Much has been said about Biden’s proposed fiscal stimulus plan that will inject more than $1.9 trillion into the U.S. economy to recover from the economic fallout caused by the pandemic. While economists and international agencies seem convinced of the need for a second fiscal stimulus, little has been said about the long-term fallout that high debt will produce.
Unlike the 2020 Care ACT (which was enacted to provide relief during a period when output was well below potential), the Biden 2021 plan would provide stimulus when the economy is closer to its potential output. While the second shutdowns affected some businesses and individuals, it does not appear that it will reach May’s levels, where more than 22 million people lost their jobs and thousands of businesses closed.
In theory, to stimulate demand in an economy in recession, fiscal spending should be increased, but this is a textbook solution, as its effectiveness and scope vary according to the specific characteristics of each economy.
A U Penn study shows the stimulus plan will hinder the economy
Normally, it is assumed that for every dollar the government transfers to the economy, consumption will rise by a certain percentage. The deeper the recession, the larger the consumption multiplier, in theory. According to a University of Pennsylvania (Penn Wharton) study, each additional dollar toward aggregate demand will generate less additional output in 2021 than in the spring or summer of 2020, when the U.S. economy was farthest from its growth potential.
The problem with Biden’s plan is that government spending will come at the cost of more debt for the U.S. economy. By 2022 government debt will have grown by 7%, causing a substitution of investment in productive capital for increased government debt bond purchases.
Less capital, in turn, decreases the marginal product of labor, which means that each worker has access to less capital resulting in less output per worker. This decrease in output per worker is reflected in lower wages. According to Penn Wharton lower income workers will face a 0.2% decrease in their hourly wages in 2022 and a 0.3% decrease by 2040.
The effect on work is more mixed: while a decrease in hourly wages generally has a small negative effect on hours worked, the increase in tirbutary credits – contemplated in Biden’s stimulus plan – positively affects some low-income households’ incentive to work.
All the stimulus policy provisions result in a 0.1% decrease in total hours worked in 2022. However, the decrease in hours worked fades over time, and there is no change in the total hours worked by 2040.

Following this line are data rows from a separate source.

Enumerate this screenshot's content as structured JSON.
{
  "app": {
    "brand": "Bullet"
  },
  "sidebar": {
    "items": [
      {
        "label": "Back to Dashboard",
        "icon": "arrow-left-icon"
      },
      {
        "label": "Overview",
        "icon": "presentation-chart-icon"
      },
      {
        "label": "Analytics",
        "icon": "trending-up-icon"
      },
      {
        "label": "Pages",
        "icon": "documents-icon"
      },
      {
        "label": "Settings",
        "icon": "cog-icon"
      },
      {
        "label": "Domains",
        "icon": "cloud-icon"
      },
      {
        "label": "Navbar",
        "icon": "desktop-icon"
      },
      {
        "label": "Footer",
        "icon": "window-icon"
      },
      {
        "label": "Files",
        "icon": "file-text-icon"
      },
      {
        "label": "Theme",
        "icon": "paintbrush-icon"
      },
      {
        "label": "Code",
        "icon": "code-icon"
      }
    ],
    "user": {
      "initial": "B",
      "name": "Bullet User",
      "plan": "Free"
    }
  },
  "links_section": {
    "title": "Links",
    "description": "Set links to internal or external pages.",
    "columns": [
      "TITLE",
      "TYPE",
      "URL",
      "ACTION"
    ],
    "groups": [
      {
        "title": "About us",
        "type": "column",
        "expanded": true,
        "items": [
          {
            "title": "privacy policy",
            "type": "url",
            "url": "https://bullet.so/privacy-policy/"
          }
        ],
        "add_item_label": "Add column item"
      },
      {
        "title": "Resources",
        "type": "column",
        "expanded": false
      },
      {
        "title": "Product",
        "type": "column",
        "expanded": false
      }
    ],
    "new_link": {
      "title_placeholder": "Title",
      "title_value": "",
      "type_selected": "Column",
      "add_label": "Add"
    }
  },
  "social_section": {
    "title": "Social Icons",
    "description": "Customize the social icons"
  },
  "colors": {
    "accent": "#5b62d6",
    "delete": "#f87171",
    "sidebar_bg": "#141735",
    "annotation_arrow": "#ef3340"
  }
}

How will Biden’s stimulus plan affect American citizens?
This plan will affect citizens directly. The fiscal stimulus plan will force the American economy to focus its efforts on paying the debt, instead of investing for the future, which translates into less investment in capital, less investment in research and development, and fewer resources for human capital formation, since much of this money will go to pay for a stimulus whose effectiveness is debatable.
Companies and society, by having to dedicate more money to finance past spending, will have to dedicate fewer resources to becoming more productive. In the end, if an economy’s productivity does not grow, neither will real wages, thus decreasing the purchasing power of all Americans.
A lower capital stock and fewer hours worked would lead to a 0.2% decline in GDP in 2022. However, over time, the decline in capital deepens, leading to a decline in output of 0.3 % by 2040 despite hours worked recovering to their original level.
The decline in output and wages leads to lower government revenues, which according to the Penn-Wharton model would fall by about 0.3% in 2022 and 0.2% by 2040. In both cases, the drop in revenues is due to a reduction in personal wages and Social Security taxes, which are reduced by lower wages.
Part of the drop in personal income and Social Security tax revenues is offset by a small increase in corporate income taxes, which in turn comes from higher corporate income as returns on capital increase over time.